QUESTION: Thank you. Claude Erbsen, INNOVATION International. Mr. Secretary, I haven't heard the word "Ebola" spoken. You're responsible for the borders and all that goes with it. What do you think can be done, will be done, should be done, in terms of protecting the country from one guy or two people coming in on an airplane?

JOHNSON: Good question. You're correct. I did not refer to Ebola in my remarks, but I definitely refer to Ebola in my daily job. It's part of the day job.

I get briefings on it almost on a daily basis. And it is a virus that, as you know, is growing in West Africa and the three countries in West Africa. There is a certain level of screening that is done of those who are leaving the country, getting on planes at airports there. From the three most affected countries, my understanding is there's no direct flights to the United States. You have to go through about three or four different transit points.

And what I've asked my staff to look at is whether, in addition to what we're already doing, there's more that we should do and we can do that is reasonable and responsible to screen people for any signs of the disease -- of the virus as they're leaving, as -- you know, so that what you've mentioned doesn't happen. I think we need to continually evaluate that, and we are.

QUESTION: Thank you very much. My name is Nina Schwalbe, and I work in the field of public health, and I have another question on Ebola. So this is an epidemic that is ravaging, as you know, in the three countries. And with every case we identify, we know that there's somewhere between 10 and 100 people that that person has had contact with.

So in addition to the work that you're doing on airport screening and kind of who's coming in, tell us about your thinking about the role of your department in actually working in those high-burden countries or in those ravaging epidemics to try and stem the flow.

JOHNSON: My department itself should be focused on the homeland. We have a health affairs capability in the Department of Homeland Security. Obviously, there's CDC, Centers for Disease Control, which I know is heavily engaged in this situation. HHS in general, I know, is very engaged in this. And I -- collaboratively together, we've got a job to do.

And there are a number of U.S. government personnel on the continent right now addressing this.
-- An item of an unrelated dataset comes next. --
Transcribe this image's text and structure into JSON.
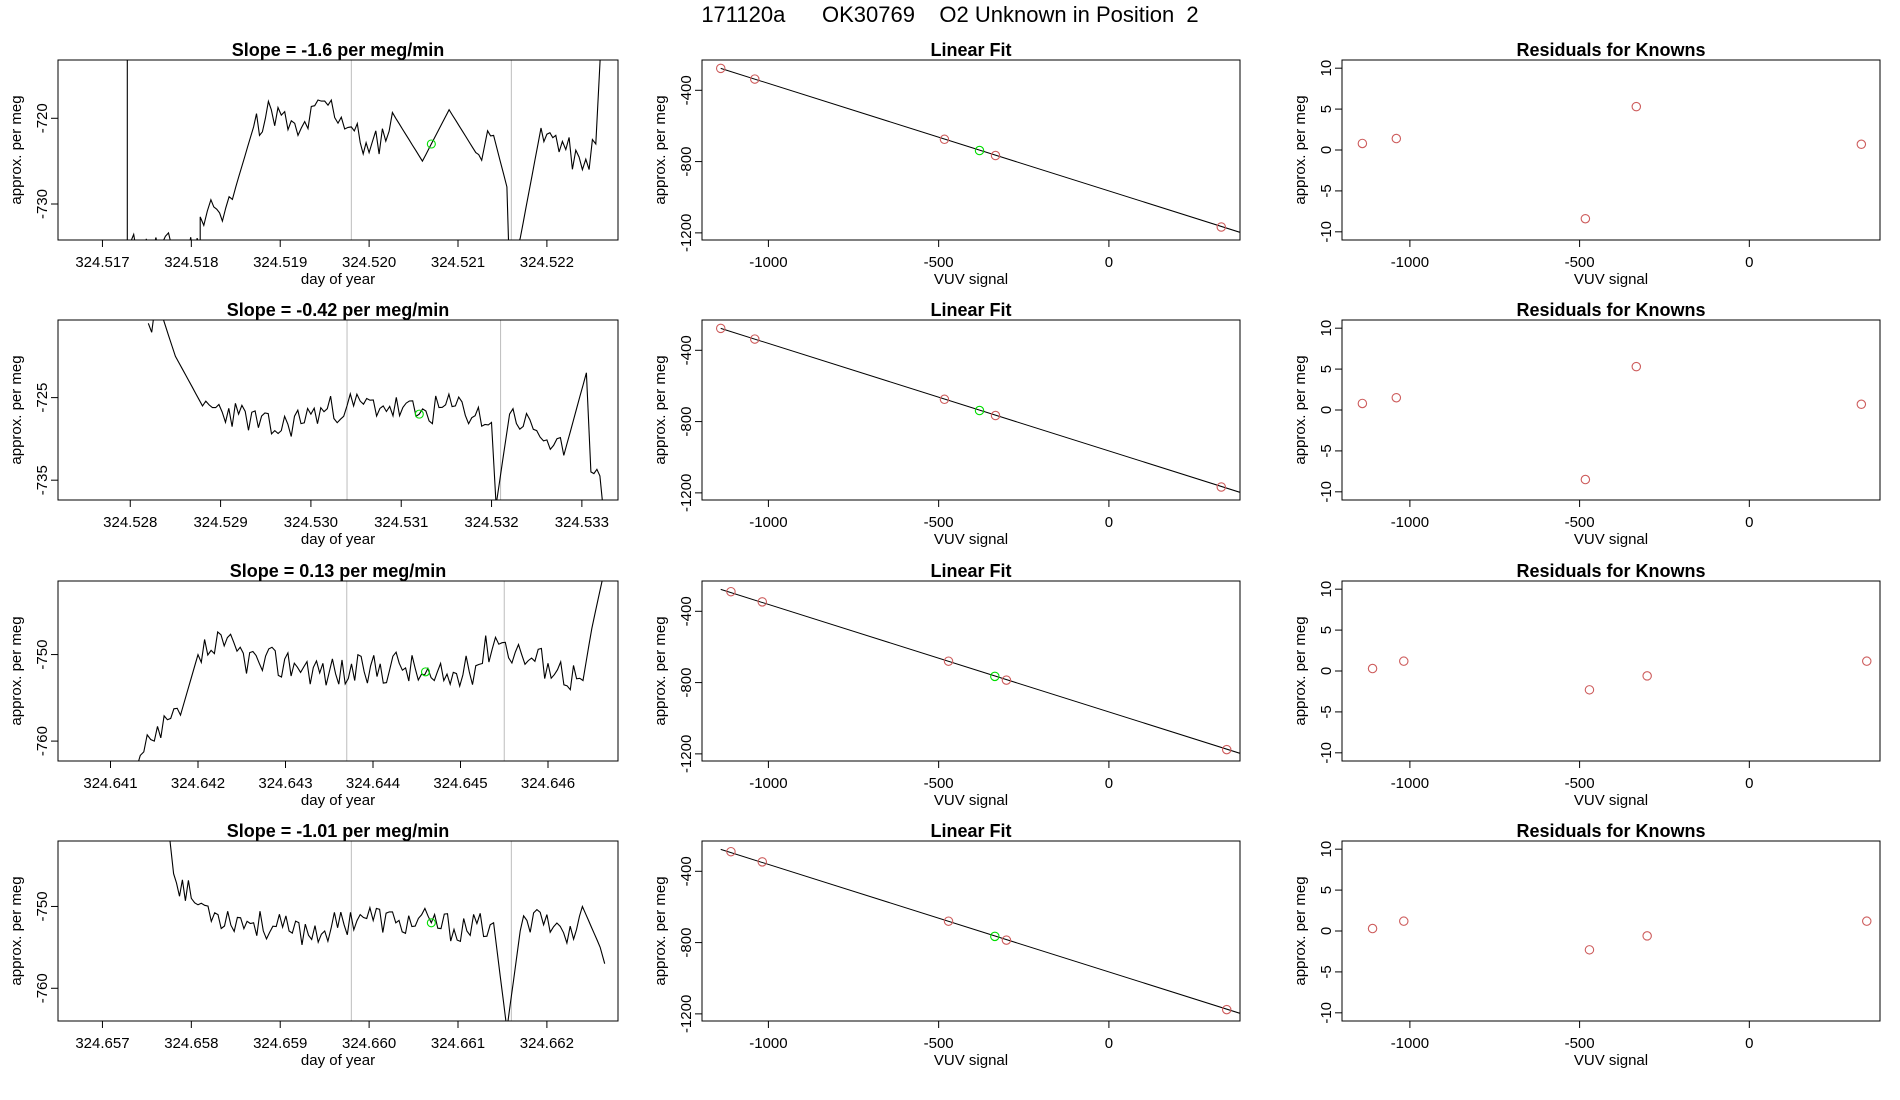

And as I mentioned a moment ago, I think we need to continually evaluate the need for screening at last point of departure at airports before people leave the countries.

Apart from Johnson’s surreal connection to Liberia via his grandfather’s League of Nations trip in 1930 to look into its forced labor practices, his cognitively dissonant adulation of Carmichael and Hamilton may reveal the Secretary’s real motive in refusing to restrict travel from West Africa.

In short, Johnson is an advocate of ‘black power’ politics. Unfortunately he’s not the only one. Michelle Obama based her 1985 Princeton thesis on Carmichael and Hamilton’s book which preached the rejection of assimilation, white middle-class values, nonviolence, and coalition building.

Carmichael came up with the catchy ‘black power’ rallying cry to mean just that -- the acquisition of power by blacks. Inspired by Marxism and egged on by the Communist Party USA, militant activists like Carmichael sought to uproot what they perceived to be a racist-based, exploitative, capitalist system.

If our Homeland Secretary was not on board with the black power movement, why would he bring up Carmichael and Hamilton’s book in September, 2014 -- 48 years after Carmichael coined the term and a week before a sick Liberian was allowed into the country?

Why would leftist media like the Guardian be pushing Ebola as America’s fear of “African-ness” and “blackness?”

While Americans scratch their heads in disbelief over this administration’s seeming ineptitude over Ebola, the long-dead communist Carmichael’s dream of sticking it to ‘whitey’ via the White House and its apparatchiks is coming true.